The associated economic costs are evident and exorbitant: over the next six years the price of domestic desalination, for example, is estimated to rise to around an annual $3.22 billion. There are also incalculable and catastrophic environmental costs, like carbon emissions from the plants and from the transportation of imported goods, and the destruction of marine life due to the desalination process.
The sheikhs seem to share a casual but calculated concern for their precarious position—even though, according to BP, the UAE still possesses around 5.9% of proven petroleum reserves globally (the national oil company says it’s closer to 10%), and it ranks 7th of all nations in natural gas deposits. Yet al-Nahyans and al-Maktoums recognize that the present state of their rentier state is not sustainable. Their economy, like the skyscrapers that dominate the skyline, is built on the backs of migrants. So, with resource rents the rulers here seek to create the conditions and opportunities for permanency, for a society and an economy that can sustain more than just a steady stream of unskilled labor from the pool of poor Third World workers.

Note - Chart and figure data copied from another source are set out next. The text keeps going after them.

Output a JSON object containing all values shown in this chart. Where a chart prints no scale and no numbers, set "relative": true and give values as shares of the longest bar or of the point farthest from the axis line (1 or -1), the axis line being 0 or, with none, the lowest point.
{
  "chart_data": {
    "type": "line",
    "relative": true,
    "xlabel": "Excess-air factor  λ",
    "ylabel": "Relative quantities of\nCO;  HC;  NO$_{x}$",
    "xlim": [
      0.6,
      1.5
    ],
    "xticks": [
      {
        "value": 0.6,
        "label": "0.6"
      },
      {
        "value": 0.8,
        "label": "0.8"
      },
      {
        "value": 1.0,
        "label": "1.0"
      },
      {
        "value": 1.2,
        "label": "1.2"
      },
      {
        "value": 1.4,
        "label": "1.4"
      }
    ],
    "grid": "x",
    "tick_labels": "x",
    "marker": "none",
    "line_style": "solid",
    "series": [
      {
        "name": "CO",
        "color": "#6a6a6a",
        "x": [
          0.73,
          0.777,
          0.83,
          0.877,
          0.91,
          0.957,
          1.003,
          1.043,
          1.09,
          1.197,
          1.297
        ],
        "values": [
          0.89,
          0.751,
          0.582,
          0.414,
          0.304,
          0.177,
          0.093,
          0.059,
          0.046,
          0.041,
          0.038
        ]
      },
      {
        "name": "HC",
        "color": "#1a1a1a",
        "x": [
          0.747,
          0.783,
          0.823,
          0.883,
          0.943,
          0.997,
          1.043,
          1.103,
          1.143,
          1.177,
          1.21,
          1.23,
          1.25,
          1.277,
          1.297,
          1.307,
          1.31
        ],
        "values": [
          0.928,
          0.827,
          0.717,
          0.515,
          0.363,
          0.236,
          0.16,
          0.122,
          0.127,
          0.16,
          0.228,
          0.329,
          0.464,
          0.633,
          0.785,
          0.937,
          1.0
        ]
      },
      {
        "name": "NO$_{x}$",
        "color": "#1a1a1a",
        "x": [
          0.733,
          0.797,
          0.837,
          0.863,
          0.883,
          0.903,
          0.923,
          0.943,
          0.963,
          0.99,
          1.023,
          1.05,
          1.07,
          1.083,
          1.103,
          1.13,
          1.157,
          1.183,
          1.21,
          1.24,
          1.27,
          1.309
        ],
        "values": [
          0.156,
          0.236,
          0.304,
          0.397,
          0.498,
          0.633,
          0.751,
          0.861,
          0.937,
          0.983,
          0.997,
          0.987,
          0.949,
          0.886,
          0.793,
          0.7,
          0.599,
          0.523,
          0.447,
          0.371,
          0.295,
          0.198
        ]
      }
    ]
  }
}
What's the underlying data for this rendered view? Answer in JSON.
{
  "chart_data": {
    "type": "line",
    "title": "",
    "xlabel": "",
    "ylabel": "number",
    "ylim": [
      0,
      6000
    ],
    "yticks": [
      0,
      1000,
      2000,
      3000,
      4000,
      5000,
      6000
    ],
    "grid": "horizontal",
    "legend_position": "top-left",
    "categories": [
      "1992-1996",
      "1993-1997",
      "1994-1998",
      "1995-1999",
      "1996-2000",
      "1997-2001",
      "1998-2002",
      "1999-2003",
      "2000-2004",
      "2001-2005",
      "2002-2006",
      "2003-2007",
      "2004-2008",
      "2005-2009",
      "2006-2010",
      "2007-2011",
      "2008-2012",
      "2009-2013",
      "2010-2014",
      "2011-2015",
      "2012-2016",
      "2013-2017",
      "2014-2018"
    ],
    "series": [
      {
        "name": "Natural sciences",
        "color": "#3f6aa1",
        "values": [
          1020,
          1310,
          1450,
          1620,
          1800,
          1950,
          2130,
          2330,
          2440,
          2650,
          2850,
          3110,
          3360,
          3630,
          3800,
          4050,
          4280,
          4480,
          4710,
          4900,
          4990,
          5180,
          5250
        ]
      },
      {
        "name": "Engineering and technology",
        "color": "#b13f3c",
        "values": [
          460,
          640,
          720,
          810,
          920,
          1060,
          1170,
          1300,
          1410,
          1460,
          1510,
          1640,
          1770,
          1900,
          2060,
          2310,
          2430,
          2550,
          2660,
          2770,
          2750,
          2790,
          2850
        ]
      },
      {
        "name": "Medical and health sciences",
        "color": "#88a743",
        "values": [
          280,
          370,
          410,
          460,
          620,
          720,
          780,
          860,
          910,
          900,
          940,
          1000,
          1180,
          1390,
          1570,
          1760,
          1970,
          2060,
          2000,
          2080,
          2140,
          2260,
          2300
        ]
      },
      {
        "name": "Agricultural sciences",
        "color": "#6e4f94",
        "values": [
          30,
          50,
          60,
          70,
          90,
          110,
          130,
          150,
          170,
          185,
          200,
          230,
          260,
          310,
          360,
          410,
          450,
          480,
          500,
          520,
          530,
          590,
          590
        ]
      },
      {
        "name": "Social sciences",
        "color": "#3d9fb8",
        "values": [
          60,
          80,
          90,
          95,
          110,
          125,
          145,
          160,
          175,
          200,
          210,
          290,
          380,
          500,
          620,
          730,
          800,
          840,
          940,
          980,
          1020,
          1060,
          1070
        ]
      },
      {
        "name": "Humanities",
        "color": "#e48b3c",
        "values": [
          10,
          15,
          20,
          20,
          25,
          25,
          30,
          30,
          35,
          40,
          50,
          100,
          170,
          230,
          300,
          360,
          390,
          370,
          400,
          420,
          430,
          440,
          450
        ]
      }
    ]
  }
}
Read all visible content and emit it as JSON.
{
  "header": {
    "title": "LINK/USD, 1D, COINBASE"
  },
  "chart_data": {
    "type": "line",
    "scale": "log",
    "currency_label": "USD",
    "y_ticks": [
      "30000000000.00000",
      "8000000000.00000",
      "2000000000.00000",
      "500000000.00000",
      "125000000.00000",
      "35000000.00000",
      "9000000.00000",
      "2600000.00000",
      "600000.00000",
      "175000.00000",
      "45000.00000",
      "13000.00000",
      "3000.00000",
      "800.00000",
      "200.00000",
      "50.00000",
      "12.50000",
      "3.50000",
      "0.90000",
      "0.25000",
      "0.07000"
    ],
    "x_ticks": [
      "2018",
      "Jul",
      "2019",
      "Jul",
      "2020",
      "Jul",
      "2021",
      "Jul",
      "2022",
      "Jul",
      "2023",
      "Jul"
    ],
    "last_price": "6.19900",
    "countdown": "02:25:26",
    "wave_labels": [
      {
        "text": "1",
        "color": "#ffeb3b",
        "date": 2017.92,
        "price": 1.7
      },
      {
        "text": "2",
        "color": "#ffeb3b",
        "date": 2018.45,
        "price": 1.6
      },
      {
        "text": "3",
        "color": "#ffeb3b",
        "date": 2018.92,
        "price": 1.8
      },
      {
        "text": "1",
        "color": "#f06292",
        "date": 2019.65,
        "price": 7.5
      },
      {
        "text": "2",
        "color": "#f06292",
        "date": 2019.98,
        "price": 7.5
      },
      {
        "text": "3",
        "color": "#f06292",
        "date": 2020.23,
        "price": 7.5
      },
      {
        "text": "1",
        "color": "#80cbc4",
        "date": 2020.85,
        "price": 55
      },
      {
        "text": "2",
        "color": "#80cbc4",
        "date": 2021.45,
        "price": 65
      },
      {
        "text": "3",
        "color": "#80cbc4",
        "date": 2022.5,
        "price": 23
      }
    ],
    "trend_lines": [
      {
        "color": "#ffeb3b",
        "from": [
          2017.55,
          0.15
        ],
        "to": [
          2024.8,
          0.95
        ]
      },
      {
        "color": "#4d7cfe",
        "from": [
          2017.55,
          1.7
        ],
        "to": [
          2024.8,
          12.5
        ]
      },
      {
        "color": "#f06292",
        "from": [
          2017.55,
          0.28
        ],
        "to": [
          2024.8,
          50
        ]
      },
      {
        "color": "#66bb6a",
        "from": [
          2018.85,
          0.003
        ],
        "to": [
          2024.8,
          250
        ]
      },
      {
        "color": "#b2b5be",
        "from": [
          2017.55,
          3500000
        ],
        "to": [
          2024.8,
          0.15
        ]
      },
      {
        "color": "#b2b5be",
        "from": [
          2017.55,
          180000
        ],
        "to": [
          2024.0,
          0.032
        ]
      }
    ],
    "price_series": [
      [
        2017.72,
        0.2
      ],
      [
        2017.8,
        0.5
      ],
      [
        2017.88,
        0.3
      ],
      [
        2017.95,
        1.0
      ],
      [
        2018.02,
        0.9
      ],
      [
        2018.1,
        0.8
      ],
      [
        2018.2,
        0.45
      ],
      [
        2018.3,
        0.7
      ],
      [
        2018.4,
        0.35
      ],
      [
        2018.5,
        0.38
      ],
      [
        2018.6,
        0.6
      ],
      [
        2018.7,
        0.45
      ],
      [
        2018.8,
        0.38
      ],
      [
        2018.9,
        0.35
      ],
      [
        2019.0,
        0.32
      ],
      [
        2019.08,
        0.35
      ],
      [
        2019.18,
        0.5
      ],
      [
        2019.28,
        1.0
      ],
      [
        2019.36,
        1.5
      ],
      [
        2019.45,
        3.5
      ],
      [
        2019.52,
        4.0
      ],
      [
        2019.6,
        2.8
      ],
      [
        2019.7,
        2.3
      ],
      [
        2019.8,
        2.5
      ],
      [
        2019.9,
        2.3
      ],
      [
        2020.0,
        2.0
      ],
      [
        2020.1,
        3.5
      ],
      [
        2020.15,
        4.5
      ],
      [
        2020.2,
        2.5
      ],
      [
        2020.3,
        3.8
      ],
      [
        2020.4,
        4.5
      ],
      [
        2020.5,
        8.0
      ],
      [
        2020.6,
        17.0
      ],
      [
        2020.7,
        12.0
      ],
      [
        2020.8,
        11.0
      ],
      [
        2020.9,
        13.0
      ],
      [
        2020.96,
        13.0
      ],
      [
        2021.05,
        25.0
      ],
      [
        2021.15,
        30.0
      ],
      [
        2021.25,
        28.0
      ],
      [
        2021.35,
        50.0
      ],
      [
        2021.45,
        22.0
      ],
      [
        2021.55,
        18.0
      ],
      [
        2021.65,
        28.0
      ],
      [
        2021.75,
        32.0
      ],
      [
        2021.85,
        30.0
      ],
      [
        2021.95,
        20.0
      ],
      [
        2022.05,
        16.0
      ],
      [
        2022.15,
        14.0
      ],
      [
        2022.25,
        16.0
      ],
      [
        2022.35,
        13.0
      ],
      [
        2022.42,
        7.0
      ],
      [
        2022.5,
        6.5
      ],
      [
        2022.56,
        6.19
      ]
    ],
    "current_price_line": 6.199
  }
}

Their desperate dash to diversify, to attract investment, and to establish the UAE as an international financial center (indicated by the DIFC in Dubai and upcoming projects like the WTC and the new Abu Dhabi Securities Exchange) is a change of emphasis onto the services sector. They have enticed name brands in education, the likes of NYU and the Sorbonne, to set up shop here and convert the capital of the country into an “idea capital” of the world. Dubai is also already a top tourist destination for the transnational capitalist classes, and Abu Dhabi has broken into the industry in a big way, with the Yas Island developments and the Mideast extensions of the Guggenheim and Louvre Museums.
Such schemes may very well prevent short-term economic problems, but the most promising economic experiment in the Emirates is also the one that may answer its critical environmental questions: in accordance with its development Plan 2030, the government of Abu Dhabi is prepared to pour billions of dollars over the next decade into Masdar City, a carbon-neutral community that, upon completion, could accommodate 40,000 people (http://www.masdarcity.ae/en/). The on-site Masdar Institute is a graduate school whose research foci are green tech and energy policy, and whose aspiration is to be a catalyst for sustainable development. The goal is to become nothing short of “the Silicon Valley of renewable energy.”
The Abu Dhabi Urban Planning Council (UPC) has devised Estimada (“sustainability” in Arabic), essentially a LEED certification for the Middle East, in order to encourage energy-efficient architecture and construction. Now, on Saadiyat Island, next to landmarks designed by Nouvel, Gehry and Hadid, there’s a proposal to build a “green” mosque (http://www.thenational.ae/news/uae-news/environment/green-mosque-hopes-for-saadiyat-island).
However, sustainability and energy efficiency are oft-equated but distinct objectives. These innovations are incredible—examples for the region and for the whole world, from one of its most egregious environmental offenders. Nevertheless, one must ask if a truly sustainable city is possible here, in the middle of the desert; if you can buy your survival even in the most uninhabitable of habitats. Does Mother Earth sell any and every part of her body? Or, are these pop-up cities all across the Arabian Peninsula modern-day boomtowns, fated to be as fleeting as the foreigners who come to the country on two- to few-year contracts? Is the House of Saud a house of cards, certain to collapse?
Let’s leave aside the existential questions for now. If the paradigm of sustainable development is possible anywhere, it’s safe to say that with such substantial investment, the necessary technology may well be invented, tested and perfected in the UAE. I’m pretty sure the green of the Arab flag has nothing to do with environmentalism—but “going green” may be the only way the Gulf can endure after its own Gilded Age.